- add configurable logging support syslog/stdout
- add support for adding tuners dynamically via shared object
- add support for adding BPF programs via skeleton
- add support for specifying tunables associated with tuner
- bpftune systemd service specification
- add support for legacy tuner fallback; if the system does not support BPF features required, fall back to legacy version of tuner if available.
- switch off tuners on per-ns basis; we should not switch off global tuners if someone fiddles with a tunable in a network namespace; make sure we have per-namespace disable for tuners. This assumes any customizations for namespace config of tunables on container bringup will stop us auto-tuning; this may need to be revisited in the future.
- configurable learning rate: learning can be specified to bpftune
via the "-r" parameter; this ranges from 0-4. The learning
rate values relate to when changes are made; i.e. within a
specific % of a limit, we increase the limit by the same %; so
- learning rate 0: within 1% of a limit, increase it by 1%
- learning rate 1: within 3% of a limit, increase it by 3%
- learning rate 2: withing 6% of a limit, increase it by 6%
- learning rate 3: within 12% of a limit, increase it by 12%
- learning rate 4: within 25% of a limit, increase it by 25% There is an inherent tradeoff in learning rate selection; a higher rate will make larger changes less frequently, while a lower rate will make smaller changes more frequently, but only if limits are closely approached.
- we notice new tuners appearing/disappearing from /usr/lib64/bpftune via inotify. We watch the above directory for tuner addition or removal to allow packages to separately deliver their own tuners.
- make (lib)bpftune assume capabilities as needed; this reduces the threat surface of a service that requires CAP_SYS_ADMIN.
- We deliver a bpftune-devel package to support separate tuner development.
- And also show a sample standalone tuner in sample_tuner/ ; it demonstrates how to build a tuner .so and install it in /usr/local/lib64/bpftune; it is monitored for tuner appearance and disappearance also.
- add support for dynamically disabling relevant tuner if tunables change via sysctl tuner (tested)
- tuner watches for neigh table adds, and increases table size if we approach full such that we do not drop neighbour information.

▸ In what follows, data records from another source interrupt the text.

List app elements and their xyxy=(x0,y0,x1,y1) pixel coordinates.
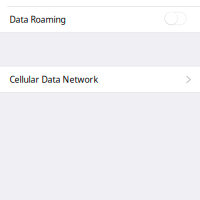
button[interactable]: Cellular Data Network xyxy=(0,67,200,92)
staticText: Data Roaming xyxy=(10,14,66,25)
button[interactable]: Data Roaming xyxy=(0,7,200,32)
staticText: Cellular Data Network xyxy=(10,74,98,85)
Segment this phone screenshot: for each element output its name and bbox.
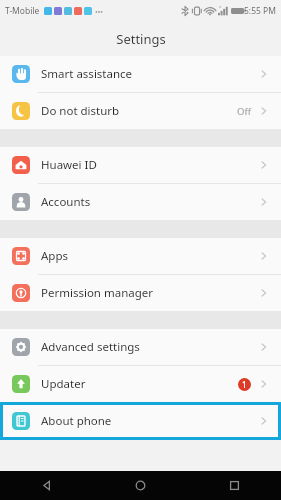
button[interactable]: Updater xyxy=(0,366,281,402)
staticText: Updater xyxy=(41,376,86,392)
button[interactable]: Do not disturb xyxy=(0,93,281,129)
button[interactable]: Permission manager xyxy=(0,275,281,311)
button[interactable]: Smart assistance xyxy=(0,56,281,92)
staticText: Do not disturb xyxy=(41,103,120,119)
button[interactable]: Huawei ID xyxy=(0,147,281,183)
button[interactable]: Home xyxy=(93,471,187,500)
staticText: Huawei ID xyxy=(41,157,97,173)
staticText: Settings xyxy=(116,30,166,48)
staticText: Accounts xyxy=(41,194,91,210)
staticText: T-Mobile xyxy=(5,5,40,17)
staticText: Advanced settings xyxy=(41,339,140,355)
staticText: Smart assistance xyxy=(41,66,133,82)
button[interactable]: About phone xyxy=(3,405,278,437)
staticText: Off xyxy=(237,105,251,118)
button[interactable]: Accounts xyxy=(0,184,281,220)
button[interactable]: Apps xyxy=(0,238,281,274)
staticText: About phone xyxy=(41,413,112,429)
staticText: Permission manager xyxy=(41,285,154,301)
button[interactable]: Back xyxy=(0,471,93,500)
staticText: Apps xyxy=(41,248,69,264)
staticText: 5:55 PM xyxy=(244,5,276,17)
button[interactable]: Advanced settings xyxy=(0,329,281,365)
button[interactable]: Recents xyxy=(187,471,281,500)
staticText: 1 xyxy=(242,379,247,390)
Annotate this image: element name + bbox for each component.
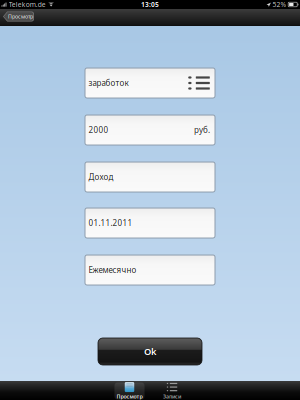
staticText: Просмотр (8, 13, 33, 20)
button[interactable]: заработок (85, 68, 215, 98)
staticText: 01.11.2011 (88, 218, 132, 228)
button[interactable]: Просмотр (3, 12, 34, 22)
button[interactable]: 2000 (85, 115, 215, 145)
staticText: Telekom.de (9, 0, 46, 9)
staticText: Ежемесячно (88, 265, 136, 275)
staticText: Доход (88, 172, 114, 182)
button[interactable]: Доход (85, 162, 215, 192)
staticText: руб. (194, 125, 210, 135)
button[interactable]: Ежемесячно (85, 255, 215, 285)
button[interactable]: Просмотр (114, 383, 144, 399)
staticText: заработок (88, 78, 128, 88)
staticText: Просмотр (116, 393, 142, 400)
button[interactable]: 01.11.2011 (85, 208, 215, 238)
staticText: 52% (273, 0, 287, 9)
staticText: Записи (163, 393, 181, 400)
staticText: Ok (144, 345, 156, 358)
staticText: 2000 (88, 125, 108, 135)
staticText: 13:05 (141, 0, 159, 9)
button[interactable]: Записи (157, 383, 187, 399)
button[interactable]: Ok (98, 338, 202, 365)
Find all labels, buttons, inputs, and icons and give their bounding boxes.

Done on a per-table basis via netlink to target changes to tables which need it (tested)
- tuner monitors min RTT, max delivery rate on a per-host basis in order to identify which congestion control algorithm approaches the ideal rate where it fills the pipe but does not under- or over-estimate congestion. Reinforcement learning is used to select actions that minimize cost (which is defined as divergence from optimal min RTT/max delivery rate).
- tuner watches for tcp_expand_sndbuf() and checks if we approach tcp_wmem[2] max buffer size; if so increase buffer size to accommodate more data since app needs more space. Also watch for correlation between [wr]mem and smoothed round-trip time; if we see these correlate, we are introducing latency so stop increasing buffer size (tested)
- tuner watches for tcp_rcv_space_adjust() and if we approach tcp_rmem[2] increase buffer size to accommodate more space. (tested)
- tuner watches for tcp memory pressure/exhaustion. For the former we scale up all tcp_mem[2] value, for the latter we reduce tcp_[wr]mem[2], since we want to avoid memory exhaustion if possible (tested)
- tuner iterates over network namespaces at init and watches for netns add events so that we can maintain tuner state for non-global network namespaces also.
- bpftune reports what changes were made to tunables on exit as a kind of summarization mode.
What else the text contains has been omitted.